NoteNextra-origin/pages/Math429/Math429_L36.md

Lecture 36

Chapter VIII Operators on complex vector spaces

Generalized Eigenvectors and Nilpotent Operators 8A

If T\in \mathscr{L}, is an linear operator on V and n=dim\ V.

\{0\}\subset null\ T\subset null\ T^2\subset \dots\subset null\ T^n=null\ T^{n+1}

Definition 8.14

T is called a nilpotent operator if null\ T^n=V. Equivalently, there exists k>0 such that T^k=0

Lemma 8.16

T is nilpotent \iff 0 is the only eigenvalue of T.

If \mathbb{F}=\mathbb{C}, then 0 is the only eigenvalue \implies T is nilpotent.

Proof:

If T is nilpotent, then T^k=0 for some k. The minimal polynomial of T is z^m=0 for some m. So 0 is the only eigenvalue.

over \mathbb{C}, the eigenvalues are all the roots of minimal polynomial.

Proposition 8.17

The following statements are equivalent:

1. T is nilpotent.
2. The minimal polynomial of T is z^m for some m\geq 1.
3. There is a basis of V such that the matrix of T is upper triangular with 0 on the diagonal (\begin{pmatrix}0&\dots&*\\ &\ddots& \\0 &\dots&0\end{pmatrix}).

Generalized Eigenspace Decomposition 8B

Let T\in \mathscr{L}(V) be an operator on V, and \lambda be an eigenvalue of T. We want to study T-\lambda I.

Definition 8.19

The generalized eigenspace G(\lambda, T)=\{(T-\lambda I)^k v=0\textup{ for some }k\geq 1\}

Lemma 8.20

G(\lambda, T)=null\ (T-\lambda I)^{dim\ V}

Proposition 8.22

If \mathbb{F}=\mathbb{C}, \lambda_1,...,\lambda_m all the eigenvalues of T\in \mathscr{L}, then

(a) G(\lambda_i, T) is invariant under T.
(b) (T-\lambda_1)\vert_{G(\lambda_1,T)} is nilpotent.
(c) V=G(\lambda_1,T)\oplus...\oplus G(\lambda_m,T)

Proof:

(a) follows from T commutes with T-\lambda_1 I. If (T-\lambda_1 I)^k=0, then (T-\lambda_i T)^k T(v)=T((T-\lambda_i T)^kv)=0

(b) follow from lemma

(c) V=G(\lambda_1,T)\oplus...\oplus G(\lambda_m,T)
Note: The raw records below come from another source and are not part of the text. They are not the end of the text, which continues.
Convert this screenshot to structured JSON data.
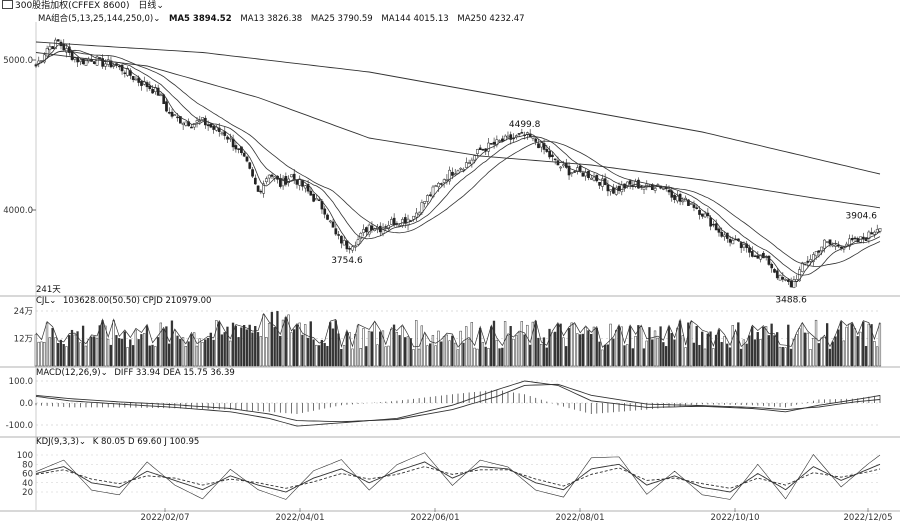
{
  "header": {
    "title": "300股指加权(CFFEX 8600)",
    "period": "日线",
    "icon": "grid-icon"
  },
  "ma_legend": {
    "name": "MA组合(5,13,25,144,250,0)",
    "items": [
      "MA5 3894.52",
      "MA13 3826.38",
      "MA25 3790.59",
      "MA144 4015.13",
      "MA250 4232.47"
    ]
  },
  "vol_legend": {
    "name": "CJL",
    "text": "103628.00(50.50)  CPJD 210979.00"
  },
  "macd_legend": {
    "name": "MACD(12,26,9)",
    "text": "DIFF 33.94  DEA 15.75  36.39"
  },
  "kdj_legend": {
    "name": "KDJ(9,3,3)",
    "text": "K 80.05  D 69.60  J 100.95"
  },
  "days_label": "241天",
  "chart_data": {
    "type": "candlestick",
    "price_axis": {
      "ticks": [
        "5000.0",
        "4000.0"
      ],
      "tick_values": [
        5000,
        4000
      ]
    },
    "volume_axis": {
      "ticks": [
        "24万",
        "12万"
      ],
      "tick_values": [
        240000,
        120000
      ]
    },
    "macd_axis": {
      "ticks": [
        "100.0",
        "0.0",
        "-100.0"
      ],
      "tick_values": [
        100,
        0,
        -100
      ]
    },
    "kdj_axis": {
      "ticks": [
        "100",
        "80",
        "60",
        "40",
        "20"
      ],
      "tick_values": [
        100,
        80,
        60,
        40,
        20
      ]
    },
    "x_ticks": [
      "2022/02/07",
      "2022/04/01",
      "2022/06/01",
      "2022/08/01",
      "2022/10/10",
      "2022/12/05"
    ],
    "annotations": [
      {
        "label": "4499.8",
        "value": 4499.8
      },
      {
        "label": "3754.6",
        "value": 3754.6
      },
      {
        "label": "3488.6",
        "value": 3488.6
      },
      {
        "label": "3904.6",
        "value": 3904.6
      }
    ],
    "price_path": [
      [
        0,
        4960
      ],
      [
        4,
        5080
      ],
      [
        8,
        5120
      ],
      [
        12,
        5040
      ],
      [
        16,
        4990
      ],
      [
        20,
        5010
      ],
      [
        24,
        4980
      ],
      [
        28,
        4970
      ],
      [
        32,
        4930
      ],
      [
        36,
        4870
      ],
      [
        40,
        4830
      ],
      [
        44,
        4780
      ],
      [
        48,
        4640
      ],
      [
        52,
        4600
      ],
      [
        56,
        4580
      ],
      [
        60,
        4590
      ],
      [
        64,
        4540
      ],
      [
        68,
        4510
      ],
      [
        72,
        4420
      ],
      [
        76,
        4300
      ],
      [
        80,
        4120
      ],
      [
        84,
        4250
      ],
      [
        88,
        4170
      ],
      [
        92,
        4230
      ],
      [
        96,
        4160
      ],
      [
        100,
        4080
      ],
      [
        104,
        4000
      ],
      [
        108,
        3830
      ],
      [
        112,
        3760
      ],
      [
        116,
        3800
      ],
      [
        120,
        3900
      ],
      [
        124,
        3880
      ],
      [
        128,
        3920
      ],
      [
        132,
        3930
      ],
      [
        136,
        3960
      ],
      [
        140,
        4060
      ],
      [
        144,
        4150
      ],
      [
        148,
        4230
      ],
      [
        152,
        4280
      ],
      [
        156,
        4320
      ],
      [
        160,
        4400
      ],
      [
        164,
        4430
      ],
      [
        168,
        4460
      ],
      [
        172,
        4480
      ],
      [
        176,
        4495
      ],
      [
        180,
        4460
      ],
      [
        184,
        4380
      ],
      [
        188,
        4300
      ],
      [
        192,
        4260
      ],
      [
        196,
        4250
      ],
      [
        200,
        4230
      ],
      [
        204,
        4180
      ],
      [
        208,
        4130
      ],
      [
        212,
        4160
      ],
      [
        216,
        4170
      ],
      [
        220,
        4150
      ],
      [
        224,
        4170
      ],
      [
        228,
        4130
      ],
      [
        232,
        4060
      ],
      [
        236,
        4050
      ],
      [
        240,
        3980
      ],
      [
        244,
        3900
      ],
      [
        248,
        3820
      ],
      [
        252,
        3780
      ],
      [
        256,
        3730
      ],
      [
        260,
        3700
      ],
      [
        264,
        3650
      ],
      [
        268,
        3540
      ],
      [
        272,
        3500
      ],
      [
        276,
        3620
      ],
      [
        280,
        3700
      ],
      [
        284,
        3780
      ],
      [
        288,
        3760
      ],
      [
        292,
        3780
      ],
      [
        296,
        3790
      ],
      [
        300,
        3830
      ],
      [
        304,
        3905
      ]
    ],
    "ma_series": [
      {
        "name": "MA250",
        "values": [
          [
            0,
            5120
          ],
          [
            60,
            5050
          ],
          [
            120,
            4920
          ],
          [
            180,
            4720
          ],
          [
            240,
            4520
          ],
          [
            304,
            4240
          ]
        ]
      },
      {
        "name": "MA144",
        "values": [
          [
            0,
            5050
          ],
          [
            40,
            4960
          ],
          [
            80,
            4750
          ],
          [
            120,
            4480
          ],
          [
            160,
            4360
          ],
          [
            200,
            4300
          ],
          [
            240,
            4200
          ],
          [
            280,
            4080
          ],
          [
            304,
            4015
          ]
        ]
      }
    ],
    "macd_series": [
      {
        "name": "DIFF",
        "values": [
          [
            0,
            30
          ],
          [
            12,
            10
          ],
          [
            30,
            -5
          ],
          [
            50,
            -20
          ],
          [
            70,
            -40
          ],
          [
            84,
            -70
          ],
          [
            94,
            -105
          ],
          [
            110,
            -90
          ],
          [
            130,
            -70
          ],
          [
            150,
            -10
          ],
          [
            166,
            60
          ],
          [
            176,
            100
          ],
          [
            188,
            80
          ],
          [
            200,
            10
          ],
          [
            220,
            -20
          ],
          [
            240,
            -15
          ],
          [
            258,
            -25
          ],
          [
            270,
            -40
          ],
          [
            282,
            -10
          ],
          [
            295,
            15
          ],
          [
            304,
            34
          ]
        ]
      },
      {
        "name": "DEA",
        "values": [
          [
            0,
            35
          ],
          [
            12,
            20
          ],
          [
            30,
            5
          ],
          [
            50,
            -8
          ],
          [
            70,
            -25
          ],
          [
            84,
            -50
          ],
          [
            94,
            -80
          ],
          [
            110,
            -85
          ],
          [
            130,
            -75
          ],
          [
            150,
            -30
          ],
          [
            166,
            30
          ],
          [
            176,
            80
          ],
          [
            188,
            85
          ],
          [
            200,
            35
          ],
          [
            220,
            -5
          ],
          [
            240,
            -12
          ],
          [
            258,
            -20
          ],
          [
            270,
            -30
          ],
          [
            282,
            -18
          ],
          [
            295,
            5
          ],
          [
            304,
            16
          ]
        ]
      }
    ],
    "kdj_series": [
      {
        "name": "K",
        "values": [
          [
            0,
            60
          ],
          [
            10,
            75
          ],
          [
            20,
            40
          ],
          [
            30,
            30
          ],
          [
            40,
            65
          ],
          [
            50,
            45
          ],
          [
            60,
            25
          ],
          [
            70,
            55
          ],
          [
            80,
            35
          ],
          [
            90,
            20
          ],
          [
            100,
            50
          ],
          [
            110,
            70
          ],
          [
            120,
            40
          ],
          [
            130,
            65
          ],
          [
            140,
            85
          ],
          [
            150,
            50
          ],
          [
            160,
            75
          ],
          [
            170,
            70
          ],
          [
            180,
            40
          ],
          [
            190,
            25
          ],
          [
            200,
            70
          ],
          [
            210,
            80
          ],
          [
            220,
            35
          ],
          [
            230,
            55
          ],
          [
            240,
            30
          ],
          [
            250,
            20
          ],
          [
            260,
            60
          ],
          [
            270,
            25
          ],
          [
            280,
            75
          ],
          [
            290,
            45
          ],
          [
            300,
            70
          ],
          [
            304,
            80
          ]
        ]
      },
      {
        "name": "D",
        "values": [
          [
            0,
            58
          ],
          [
            10,
            68
          ],
          [
            20,
            48
          ],
          [
            30,
            38
          ],
          [
            40,
            55
          ],
          [
            50,
            50
          ],
          [
            60,
            35
          ],
          [
            70,
            48
          ],
          [
            80,
            40
          ],
          [
            90,
            28
          ],
          [
            100,
            42
          ],
          [
            110,
            60
          ],
          [
            120,
            48
          ],
          [
            130,
            58
          ],
          [
            140,
            75
          ],
          [
            150,
            58
          ],
          [
            160,
            68
          ],
          [
            170,
            68
          ],
          [
            180,
            48
          ],
          [
            190,
            33
          ],
          [
            200,
            58
          ],
          [
            210,
            72
          ],
          [
            220,
            45
          ],
          [
            230,
            50
          ],
          [
            240,
            38
          ],
          [
            250,
            28
          ],
          [
            260,
            50
          ],
          [
            270,
            35
          ],
          [
            280,
            62
          ],
          [
            290,
            52
          ],
          [
            300,
            64
          ],
          [
            304,
            70
          ]
        ]
      }
    ],
    "volume_bars": 305
  }
}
1. V has a basis of generalized eigenvectors \implies V=G(\lambda_1,T)+...+G(\lambda_m,T)
2. If there exists v_i\in G(\lambda_i,T), and v_1+...+v_m=0, then v_i=0 for each i. Because the generalized eigenvectors from distinct eigenvalues are linearly independent, V=G(\lambda_1,T)\oplus...\oplus G(\lambda_m,T).

Definition 8.23

Let \lambda be an eigenvalue of T, the multiplicity of \lambda is defined as mul(x):= dim\ G(\lambda, T)=dim\ null\ (T-\lambda I)^{dim\ V}

Lemma 8.25

If \mathbb{F}=\mathbb{C},

\sum^n_{i=1} mul\ (\lambda_i)=dim\ V

Proof from proposition part (c).

Definition 8.26

If \mathbb{F}=\mathbb{C}, we defined the characteristic polynomial of T to be

q(z):=(z-\lambda_1)^{mul\ (\lambda_1)}\dots (z-\lambda_m)^{mul\ (\lambda_m)}

deg\ q=dim\ V, and roots of q are eigenvalue of V.

Theorem 8.29 Cayley-Hamilton Theorem

Suppose \mathbb{F}=\mathbb{C}, T\in \mathscr{L}(V), and q is the characteristic polynomial of T. Then q(T)=0.

Proof:

q(T)\in \mathscr{L}(V) is a linear operator. To show q(T)=0 it is enough to show q(T)v_1=0 for a basis v_1,...,v_n of V.

Since V is a sum of vectors in G(\lambda_1, T),...,G(\lambda_m,T).

q(T)=(T-\lambda_1 I)^{d_1}\dots (T-\lambda_m I)^{d_m}

The operators on the right side of the equation above all commute, so we can move the factor (T-\lambda_k I)^{d_k} to be the last term in the expression on the right. Because (T-\lambda_k I)^{d_k}\vert_{G(\lambda_k,T)}= 0, we have q(T)\vert_{G(\lambda_k,T)} = 0, as desired.

Theorem 8.30

Suppose \mathbb{F}=\mathbb{C}, T\in \mathscr{L}(V). Then the characteristic polynomial of T is a polynomial multiple of the minimal polynomial of T.